Ian says, write a Proms poem!
Ian McMillan I’m just gearing up for an enjoyable Summer reading poems; I know I’d do that anyway, sitting in my hammock devouring new pamphlets and slim volumes, but this year will be even more exciting because I’m judging the Proms Poetry Competition alongside the former Childrens’ Poet Laureate Michael Rosen. He’s not literally alongside me, of course. My hammock isn’t that wide!
I work a lot with musicians (I’m just back from Holmfirth where the new piece I’d written for choir and brass band with my composer friend Luke Carver Goss was performed for the first time as part of the Holmfirth Festival) and I love the way that words have to work hard to describe or illuminate music and, on the other hand, music has to bend and flow to accommodate words.
That’s the idea behind the Proms Poetry Competition, I guess: we want people to have a go at writing a poem based on a piece of music performed at this year’s Proms.

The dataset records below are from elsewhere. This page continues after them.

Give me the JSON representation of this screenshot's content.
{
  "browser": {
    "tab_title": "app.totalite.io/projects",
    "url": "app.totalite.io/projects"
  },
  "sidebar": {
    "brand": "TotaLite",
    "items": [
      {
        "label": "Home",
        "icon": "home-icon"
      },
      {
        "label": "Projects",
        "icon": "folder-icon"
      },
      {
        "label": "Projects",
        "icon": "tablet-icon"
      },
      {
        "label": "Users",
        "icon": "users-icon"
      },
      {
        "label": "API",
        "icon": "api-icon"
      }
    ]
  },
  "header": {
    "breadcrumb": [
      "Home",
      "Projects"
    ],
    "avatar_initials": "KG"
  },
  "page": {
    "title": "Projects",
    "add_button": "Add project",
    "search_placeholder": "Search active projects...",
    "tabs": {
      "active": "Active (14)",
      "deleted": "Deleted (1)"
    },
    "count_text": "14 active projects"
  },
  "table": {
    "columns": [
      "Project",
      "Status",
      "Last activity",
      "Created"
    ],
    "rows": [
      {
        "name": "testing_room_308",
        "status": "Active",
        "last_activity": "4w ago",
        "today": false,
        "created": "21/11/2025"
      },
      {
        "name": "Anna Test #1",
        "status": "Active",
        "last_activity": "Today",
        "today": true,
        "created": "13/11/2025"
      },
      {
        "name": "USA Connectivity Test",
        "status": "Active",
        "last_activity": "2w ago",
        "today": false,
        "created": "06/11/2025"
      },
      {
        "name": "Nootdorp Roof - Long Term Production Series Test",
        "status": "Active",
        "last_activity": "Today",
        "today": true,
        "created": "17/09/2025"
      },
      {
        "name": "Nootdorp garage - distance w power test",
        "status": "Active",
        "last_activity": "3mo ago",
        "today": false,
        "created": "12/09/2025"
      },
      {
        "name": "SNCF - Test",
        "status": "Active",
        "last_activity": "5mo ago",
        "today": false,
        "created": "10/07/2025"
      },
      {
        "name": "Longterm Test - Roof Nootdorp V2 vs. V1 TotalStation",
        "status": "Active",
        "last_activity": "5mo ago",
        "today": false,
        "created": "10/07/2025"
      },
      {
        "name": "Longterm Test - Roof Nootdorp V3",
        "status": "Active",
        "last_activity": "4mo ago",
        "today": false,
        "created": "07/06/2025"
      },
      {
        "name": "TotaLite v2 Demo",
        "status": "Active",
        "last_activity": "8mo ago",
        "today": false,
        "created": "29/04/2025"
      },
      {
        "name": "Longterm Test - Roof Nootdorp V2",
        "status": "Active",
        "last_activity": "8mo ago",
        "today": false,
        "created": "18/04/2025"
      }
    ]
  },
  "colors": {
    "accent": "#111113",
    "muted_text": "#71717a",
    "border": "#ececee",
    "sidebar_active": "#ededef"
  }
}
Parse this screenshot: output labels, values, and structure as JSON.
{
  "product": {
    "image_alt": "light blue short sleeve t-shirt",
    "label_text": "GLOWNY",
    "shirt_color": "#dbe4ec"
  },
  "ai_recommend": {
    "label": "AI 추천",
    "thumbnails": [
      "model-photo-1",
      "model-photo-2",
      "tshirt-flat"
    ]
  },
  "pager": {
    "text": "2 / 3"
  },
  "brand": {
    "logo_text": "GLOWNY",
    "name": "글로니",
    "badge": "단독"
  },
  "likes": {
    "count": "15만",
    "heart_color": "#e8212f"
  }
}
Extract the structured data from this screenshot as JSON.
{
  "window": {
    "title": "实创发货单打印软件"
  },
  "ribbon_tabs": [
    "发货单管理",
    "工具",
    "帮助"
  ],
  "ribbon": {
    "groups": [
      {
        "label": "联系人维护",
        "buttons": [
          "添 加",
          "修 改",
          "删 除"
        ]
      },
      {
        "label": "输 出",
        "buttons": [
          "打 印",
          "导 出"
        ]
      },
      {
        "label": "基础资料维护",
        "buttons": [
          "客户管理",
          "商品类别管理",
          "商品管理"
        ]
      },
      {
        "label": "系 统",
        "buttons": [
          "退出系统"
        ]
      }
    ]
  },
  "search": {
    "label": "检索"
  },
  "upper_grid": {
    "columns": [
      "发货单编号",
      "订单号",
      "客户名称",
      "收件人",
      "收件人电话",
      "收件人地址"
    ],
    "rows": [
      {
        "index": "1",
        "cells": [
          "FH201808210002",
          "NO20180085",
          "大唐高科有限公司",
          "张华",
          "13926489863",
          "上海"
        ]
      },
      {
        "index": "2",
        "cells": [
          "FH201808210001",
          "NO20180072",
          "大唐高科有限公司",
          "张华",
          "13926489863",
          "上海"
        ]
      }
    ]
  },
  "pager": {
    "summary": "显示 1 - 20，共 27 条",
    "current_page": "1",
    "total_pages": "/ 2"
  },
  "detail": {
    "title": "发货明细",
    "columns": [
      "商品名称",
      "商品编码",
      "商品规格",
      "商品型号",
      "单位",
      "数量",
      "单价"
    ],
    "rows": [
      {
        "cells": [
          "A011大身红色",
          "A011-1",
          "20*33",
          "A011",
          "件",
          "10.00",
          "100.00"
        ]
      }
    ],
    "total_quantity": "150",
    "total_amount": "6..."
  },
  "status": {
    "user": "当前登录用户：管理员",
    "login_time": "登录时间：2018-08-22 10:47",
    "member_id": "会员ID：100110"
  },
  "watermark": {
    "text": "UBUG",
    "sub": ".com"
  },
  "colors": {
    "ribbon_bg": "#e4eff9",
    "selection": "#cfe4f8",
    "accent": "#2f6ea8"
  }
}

The poem could be a description of how the music makes you feel, it could be an exploration of the actual event, it could be a memory provoked by the music. Any of these approaches are possible as long as the poem relates to the music in some way.
I know that, as a judge, I’ll be looking for poems that startle me, I’ll be looking for different approaches and sideways glances and new ways of treating an old favourite. What I’m especially looking for are poems from people who’ve never written a poem before, who somehow feel tickled by the idea of responding creatively to one of the greatest festivals of creativity in the world.
There are three age categories: 7-11, 11-18 and 18 to infinity, and, in a separate initiative, I’ll be running a couple of workshops on the 30th of July for families who fancy having a go at writing something that may well be performed later on by the chorus of the Family Orchestra.
Go, on, have a go. You know you want to. My hammock awaits!